Spark-SerializerManager&JavaSerializer&KryoSerializer 源码解析

abstract class Serializer

这个类是 spark 序列化的抽象类,规定了通用的方法。

//保存 类加载器
@volatile protected var defaultClassLoader: Option[ClassLoader] = None
//设置当前的 类加载器
def setDefaultClassLoader(classLoader: ClassLoader): Serializer = {
    defaultClassLoader = Some(classLoader)
    this
  }
//返回 序列化Instance 对象
def newInstance(): SerializerInstance
//是否支持 重定位序列化对象
private[spark] def supportsRelocationOfSerializedObjects: Boolean = false

JavaSerializer

private var counterReset = conf.getInt("spark.serializer.objectStreamReset", 100)
  private var extraDebugInfo = conf.getBoolean("spark.serializer.extraDebugInfo", true)

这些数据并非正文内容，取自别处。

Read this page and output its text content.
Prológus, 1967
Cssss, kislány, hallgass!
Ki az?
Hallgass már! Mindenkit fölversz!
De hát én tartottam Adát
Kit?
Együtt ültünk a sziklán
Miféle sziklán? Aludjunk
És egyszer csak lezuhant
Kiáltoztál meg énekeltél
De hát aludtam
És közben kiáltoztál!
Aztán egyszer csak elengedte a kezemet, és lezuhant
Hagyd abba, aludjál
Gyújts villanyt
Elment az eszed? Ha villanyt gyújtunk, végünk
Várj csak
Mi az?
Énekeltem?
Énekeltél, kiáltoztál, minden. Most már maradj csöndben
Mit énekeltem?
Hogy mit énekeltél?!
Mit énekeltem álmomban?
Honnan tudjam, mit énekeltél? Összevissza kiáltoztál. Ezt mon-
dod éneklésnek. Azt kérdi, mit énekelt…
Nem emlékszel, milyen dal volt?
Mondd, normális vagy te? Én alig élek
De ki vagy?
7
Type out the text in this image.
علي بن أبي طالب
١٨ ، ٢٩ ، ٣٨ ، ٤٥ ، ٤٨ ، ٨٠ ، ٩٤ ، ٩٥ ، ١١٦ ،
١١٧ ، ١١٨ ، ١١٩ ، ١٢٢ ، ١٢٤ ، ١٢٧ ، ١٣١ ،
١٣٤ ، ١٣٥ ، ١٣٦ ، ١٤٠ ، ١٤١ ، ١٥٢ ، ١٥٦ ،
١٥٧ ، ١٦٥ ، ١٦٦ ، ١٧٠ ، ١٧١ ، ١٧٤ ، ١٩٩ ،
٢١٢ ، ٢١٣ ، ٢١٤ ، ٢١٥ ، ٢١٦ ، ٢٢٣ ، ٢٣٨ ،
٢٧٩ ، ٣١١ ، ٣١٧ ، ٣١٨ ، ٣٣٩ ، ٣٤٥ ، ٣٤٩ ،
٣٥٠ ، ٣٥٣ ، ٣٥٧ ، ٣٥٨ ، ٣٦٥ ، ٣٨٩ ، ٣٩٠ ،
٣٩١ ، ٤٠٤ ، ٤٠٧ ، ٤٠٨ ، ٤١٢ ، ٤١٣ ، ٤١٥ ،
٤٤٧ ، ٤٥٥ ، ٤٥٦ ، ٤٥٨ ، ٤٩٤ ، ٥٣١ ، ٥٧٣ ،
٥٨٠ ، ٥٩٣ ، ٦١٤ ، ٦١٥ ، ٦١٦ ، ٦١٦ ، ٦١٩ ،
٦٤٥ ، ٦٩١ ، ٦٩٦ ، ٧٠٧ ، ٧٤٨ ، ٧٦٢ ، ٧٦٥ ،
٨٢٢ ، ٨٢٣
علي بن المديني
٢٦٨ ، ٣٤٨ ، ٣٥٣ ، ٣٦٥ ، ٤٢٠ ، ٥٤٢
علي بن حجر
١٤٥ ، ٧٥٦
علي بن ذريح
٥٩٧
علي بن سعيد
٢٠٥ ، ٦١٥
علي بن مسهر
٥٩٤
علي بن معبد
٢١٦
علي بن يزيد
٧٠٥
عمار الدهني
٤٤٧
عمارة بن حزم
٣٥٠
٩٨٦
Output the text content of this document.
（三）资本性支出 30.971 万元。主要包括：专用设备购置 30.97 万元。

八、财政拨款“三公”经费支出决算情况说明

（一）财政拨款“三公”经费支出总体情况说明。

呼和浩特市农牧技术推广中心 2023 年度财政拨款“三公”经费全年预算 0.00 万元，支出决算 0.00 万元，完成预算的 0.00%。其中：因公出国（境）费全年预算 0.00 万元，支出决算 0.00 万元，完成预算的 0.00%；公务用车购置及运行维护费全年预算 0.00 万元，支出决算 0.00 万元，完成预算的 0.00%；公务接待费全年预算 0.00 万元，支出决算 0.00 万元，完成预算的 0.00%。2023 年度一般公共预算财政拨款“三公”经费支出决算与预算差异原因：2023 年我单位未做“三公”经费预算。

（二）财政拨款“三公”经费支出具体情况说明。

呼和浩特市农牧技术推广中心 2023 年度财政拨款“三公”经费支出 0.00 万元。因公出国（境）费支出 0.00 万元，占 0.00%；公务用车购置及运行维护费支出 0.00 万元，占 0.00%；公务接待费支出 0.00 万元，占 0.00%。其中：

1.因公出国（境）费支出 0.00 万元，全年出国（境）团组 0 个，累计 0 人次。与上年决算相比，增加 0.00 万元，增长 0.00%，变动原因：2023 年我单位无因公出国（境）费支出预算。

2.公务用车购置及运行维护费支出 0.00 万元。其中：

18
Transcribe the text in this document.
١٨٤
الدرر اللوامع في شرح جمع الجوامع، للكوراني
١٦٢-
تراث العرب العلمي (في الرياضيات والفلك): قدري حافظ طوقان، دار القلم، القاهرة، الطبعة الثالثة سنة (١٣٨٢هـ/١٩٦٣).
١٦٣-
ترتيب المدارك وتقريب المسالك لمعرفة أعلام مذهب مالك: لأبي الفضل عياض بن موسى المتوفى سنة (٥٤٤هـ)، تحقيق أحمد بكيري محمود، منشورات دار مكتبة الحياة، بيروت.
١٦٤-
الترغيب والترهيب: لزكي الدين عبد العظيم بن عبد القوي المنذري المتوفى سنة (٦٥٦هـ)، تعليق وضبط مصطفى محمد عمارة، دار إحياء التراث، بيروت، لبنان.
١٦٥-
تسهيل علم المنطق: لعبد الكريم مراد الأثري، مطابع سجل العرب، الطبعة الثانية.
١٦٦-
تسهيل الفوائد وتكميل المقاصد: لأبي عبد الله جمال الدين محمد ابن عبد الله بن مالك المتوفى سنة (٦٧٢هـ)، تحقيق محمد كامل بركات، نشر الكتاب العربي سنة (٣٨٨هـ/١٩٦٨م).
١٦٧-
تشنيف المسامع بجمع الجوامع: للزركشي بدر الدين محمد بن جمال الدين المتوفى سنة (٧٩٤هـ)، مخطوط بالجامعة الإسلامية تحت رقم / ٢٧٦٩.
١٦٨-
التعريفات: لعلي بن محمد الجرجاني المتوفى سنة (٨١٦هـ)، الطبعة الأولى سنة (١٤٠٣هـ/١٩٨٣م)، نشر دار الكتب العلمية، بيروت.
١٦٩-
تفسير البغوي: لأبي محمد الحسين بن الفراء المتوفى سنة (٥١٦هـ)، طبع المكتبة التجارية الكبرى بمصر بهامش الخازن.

  protected def this() = this(new SparkConf())  // For deserialization only

  override def newInstance(): SerializerInstance = {
    val classLoader = defaultClassLoader.getOrElse(Thread.currentThread.getContextClassLoader)
    new JavaSerializerInstance(counterReset, extraDebugInfo, classLoader)
  }

  override def writeExternal(out: ObjectOutput): Unit = Utils.tryOrIOException {
    out.writeInt(counterReset)
    out.writeBoolean(extraDebugInfo)
  }

  override def readExternal(in: ObjectInput): Unit = Utils.tryOrIOException {
    counterReset = in.readInt()
    extraDebugInfo = in.readBoolean()
  }

KryoSerializer

abstract class SerializerInstance

序列化Instance 对象 的 抽象类。

//序列化对象
def serialize[T: ClassTag](t: T): ByteBuffer
//反序列化 
def deserialize[T: ClassTag](bytes: ByteBuffer): T
//反序列化 使用特定的 类加载器
def deserialize[T: ClassTag](bytes: ByteBuffer, loader: ClassLoader): T
//序列化流
def serializeStream(s: OutputStream): SerializationStream
//反序列化流
def deserializeStream(s: InputStream): DeserializationStream

JavaSerializerInstance

KryoSerializerInstance

abstract class SerializationStream

def writeObject[T: ClassTag](t: T): SerializationStream

def writeKey[T: ClassTag](key: T): SerializationStream = writeObject(key)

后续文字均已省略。